To promote the album, Mitchell also travelled to the UK in May and appeared on the Channel 4 music show Wired where she performed "Number One" and gave an exclusive world premiere of the song "Fourth of July", which would later be retitled "Night Ride Home" and be recorded as the title track for her next album. She also visited Australia and appeared on several television shows including The Midday Show with Ray Martin, Rock Arena, and the morning show Sunday where she again performed "Number One" and "Fourth of July".
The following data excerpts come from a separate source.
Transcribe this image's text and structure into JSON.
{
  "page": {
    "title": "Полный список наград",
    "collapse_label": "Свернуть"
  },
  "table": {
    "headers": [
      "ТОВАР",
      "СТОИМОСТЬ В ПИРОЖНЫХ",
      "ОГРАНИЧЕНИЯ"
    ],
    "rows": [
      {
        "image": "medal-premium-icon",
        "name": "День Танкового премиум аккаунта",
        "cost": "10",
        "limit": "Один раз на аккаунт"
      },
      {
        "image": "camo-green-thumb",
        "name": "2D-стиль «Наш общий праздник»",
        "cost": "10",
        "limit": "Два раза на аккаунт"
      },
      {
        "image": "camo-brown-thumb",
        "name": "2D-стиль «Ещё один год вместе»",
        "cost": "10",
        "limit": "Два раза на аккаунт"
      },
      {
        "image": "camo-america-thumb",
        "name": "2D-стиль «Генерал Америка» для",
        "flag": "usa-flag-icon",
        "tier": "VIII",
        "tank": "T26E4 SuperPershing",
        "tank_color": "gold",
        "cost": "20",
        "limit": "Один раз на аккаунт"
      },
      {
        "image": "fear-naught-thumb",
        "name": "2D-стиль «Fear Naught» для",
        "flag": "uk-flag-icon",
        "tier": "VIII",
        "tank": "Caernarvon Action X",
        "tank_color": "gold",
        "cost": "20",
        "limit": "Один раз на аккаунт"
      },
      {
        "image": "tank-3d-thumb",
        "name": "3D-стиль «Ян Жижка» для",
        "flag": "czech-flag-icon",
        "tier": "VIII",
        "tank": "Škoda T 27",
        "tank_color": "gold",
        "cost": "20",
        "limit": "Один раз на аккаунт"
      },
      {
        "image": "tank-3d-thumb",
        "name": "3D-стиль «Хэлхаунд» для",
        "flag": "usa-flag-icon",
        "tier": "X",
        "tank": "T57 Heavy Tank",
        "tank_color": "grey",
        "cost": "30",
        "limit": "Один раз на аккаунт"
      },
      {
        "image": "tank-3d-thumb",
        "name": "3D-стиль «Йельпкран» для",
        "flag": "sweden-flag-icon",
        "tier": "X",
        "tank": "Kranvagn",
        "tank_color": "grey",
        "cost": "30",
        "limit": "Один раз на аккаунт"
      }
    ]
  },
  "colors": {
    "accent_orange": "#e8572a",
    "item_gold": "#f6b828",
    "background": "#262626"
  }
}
Chalk Mark in a Rain Storm was nominated for Best Pop Vocal Performance, Female at the 1989 Grammy Awards, but lost to Tracy Chapman's "Fast Car".

Professional ratings
Review scores
| Source | Rating |
| AllMusic | Star |
| Robert Christgau | C |
| The Encyclopedia of Popular Music | Star |
| Hi-Fi News & Record Review | A*:1 |
| Rolling Stone | Star |

==Track listing==

Side one
| No. | Title | Music | Length |
|---|---|---|---|
| 1. | "My Secret Place" | Joni Mitchell | 5:01 |
| 2. | "Number One" | Mitchell | 3:46 |
| 3. | "Lakota" | Mitchell; Larry Klein; | 6:25 |
| 4. | "The Tea Leaf Prophecy (Lay Down Your Arms)" | Mitchell; Klein; | 4:49 |
| 5. | "Dancin' Clown" | Mitchell | 4:09 |

Side two
| No. | Title | Music | Length |
|---|---|---|---|
| 1. | "Cool Water" | Bob Nolan | 5:25 |
| 2. | "The Beat of Black Wings" | Mitchell | 5:19 |
| 3. | "Snakes and Ladders" | Mitchell; Klein; | 5:37 |
| 4. | "The Reoccurring Dream" | Mitchell | 3:02 |
| 5. | "A Bird That Whistles" (arrangement of the traditional work "Corrina, Corrina") | Mitchell | 2:38 |

==Personnel==
Track numbering does not match the LP listing (above); it refers to CD and digital releases of the album.
- Joni Mitchell – vocals, guitar on 1, 2, 5, 6, 10; keyboards on 1, 2, 5, 6, 7, 8, 9; drum programming on 2, 7, 8; collage on 9
- Manu Katché – drums on 1, 3, 4, 5, 6, 9; percussion on 3, 4, 5, 6, 7, talking drum on 1, 7; snare drum on 2; background vocals on 5
- Steve Lindsey – organ on 2
- Larry Klein – bass; keyboards on 1, 3, 4, 8; 808 congas on 6; background vocals on 5
- Michael Landau – guitar on 3, 4, 5, 6, 8, 9; background vocals on 5
- Steve Stevens – lead guitar on 5
- Wayne Shorter – saxophones on 10
- Thomas Dolby – marimba on 5
- Peter Gabriel – guest vocalist on 1
- Benjamin Orr – background vocals on 2, 7
- Don Henley – background vocals on 3, 8
- Iron Eyes Cody – guest vocalist on 3
- Wendy Melvoin – background vocals on 4
- Lisa Coleman – background vocals on 4
- Billy Idol – guest vocalist on 5
- Tom Petty – guest vocalist on 5
- Julie Last – background vocals on 5
- Willie Nelson – guest vocalist on 6

==Charts==

Chart performance for Chalk Mark in a Rain Storm
| Chart (1988) | Peak position |
|---|---|
| Australian Albums (Australian Music Report) | 44 |
| Canada Top Albums/CDs (RPM) | 23 |
| Dutch Albums (Album Top 100) | 71 |
| European Albums (Eurotipsheet) | 73 |
| Finnish Albums (Suomen virallinen lista) | 19 |
| New Zealand Albums (RMNZ) | 18 |
| Swedish Albums (Sverigetopplistan) | 37 |
| UK Albums (Official Charts) | 26 |
| US Billboard 200 | 45 |
| US Cash Box Top 100 Albums | 28 |

==Certifications==

Certifications for Chalk Mark in a Rain Storm
| Region | Certification | Certified units/sales |
| Canada (Music Canada) | Gold | 50,000^{^} |
^{^} Shipments figures based on certification alone.